Nahezu alle Meldungen meldepflichtiger Erkrankungen erreichen die Gesundheitsämter in der heutigen Zeit außerhalb des Postwegs, nämlich telefonisch, per Telefax oder E-Mail. Oft wird aber von den meldenden Ärzten oder Kliniken gar nicht oder mit einer beträchtlichen zeitlichen Verzögerung gemeldet, zum Beispiel Verdachtsmeldungen erst beim Vorliegen bestätigender Laborbefunde. Auch bei zeitnaher Meldung sind die Angaben oft lückenhaft, so dass sie ohne zusätzliche Ermittlungen der Gesundheitsämter vor Ort überhaupt nicht weiter übermittelt werden können. Nach § 6 IfSG (Meldepflichtige Krankheiten) wird dabei insgesamt nur ein Bruchteil der Erkrankungen gemeldet, den weitaus größten Anteil machen Meldungen nach § 7 IfSG (Meldepflichtige Nachweise von Krankheitserregern) aus. Hinzu kommt, dass auch Ärzte im öffentlichen Gesundheitsdienst das Telefon benutzen (natürlich auch im Falle von EHEC), somit ist es keineswegs richtig, dass Gesundheitsämter für ihre Übermittlung den Postweg nutzen würden. Hier zahlen sich die guten Verbindungen der Gesundheitsämter zu dem RKI enorm aus – in beide Richtungen. Auch durch ständiges Wiederholen, dass Gesundheitsämter viel zu langsam übermitteln würden, wird diese Phrase nicht richtiger.

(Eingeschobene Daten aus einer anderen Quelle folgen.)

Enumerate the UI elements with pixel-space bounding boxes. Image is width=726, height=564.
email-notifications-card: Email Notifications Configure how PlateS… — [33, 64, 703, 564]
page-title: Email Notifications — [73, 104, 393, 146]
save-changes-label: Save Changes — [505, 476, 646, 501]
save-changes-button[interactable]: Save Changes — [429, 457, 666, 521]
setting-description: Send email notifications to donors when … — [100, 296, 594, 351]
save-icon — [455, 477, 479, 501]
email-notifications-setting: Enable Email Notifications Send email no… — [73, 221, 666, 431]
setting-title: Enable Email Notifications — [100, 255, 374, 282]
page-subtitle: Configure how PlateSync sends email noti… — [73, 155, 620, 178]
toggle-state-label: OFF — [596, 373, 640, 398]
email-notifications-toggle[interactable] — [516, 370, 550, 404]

Das größte Meldehemmnis für uns Ärzte und Ärztinnen in den Gesundheitsämtern ist die Meldemoral der niedergelassenen oder in Krankenhäusern tätigen Kolleginnen und Kollegen. Wenn wir von diesen nicht erfahren, dass es zum Beispiel Cluster einer Erkrankung in einem zeitlichen und örtlichen Zusammenhang gegeben hat, dann verzögert dies unser Einschreiten enorm. Die Gründe hierfür können sehr gerne zentral gesucht werden.
Die Einschränkung der Meldepflicht bestimmter Erreger, die über Lebensmittel übertragen werden können, auf bestimmte berufliche Tätigkeiten führt dazu, dass mögliche Hinweise von Erkrankungen der übrigen Bevölkerung nicht mehr zur Verfügung stehen und somit auch Hinweise auf mögliche Ausbruchsursachen verloren gehen.
Dessen ungeachtet wird mit den akut erhobenen Daten hochkarätige Forschung betrieben, sowohl im RKI als auch in den Gesundheitsämtern. Bei EHEC konnte so mit- geklärt werden, dass der Keim in Sprossen saß . . .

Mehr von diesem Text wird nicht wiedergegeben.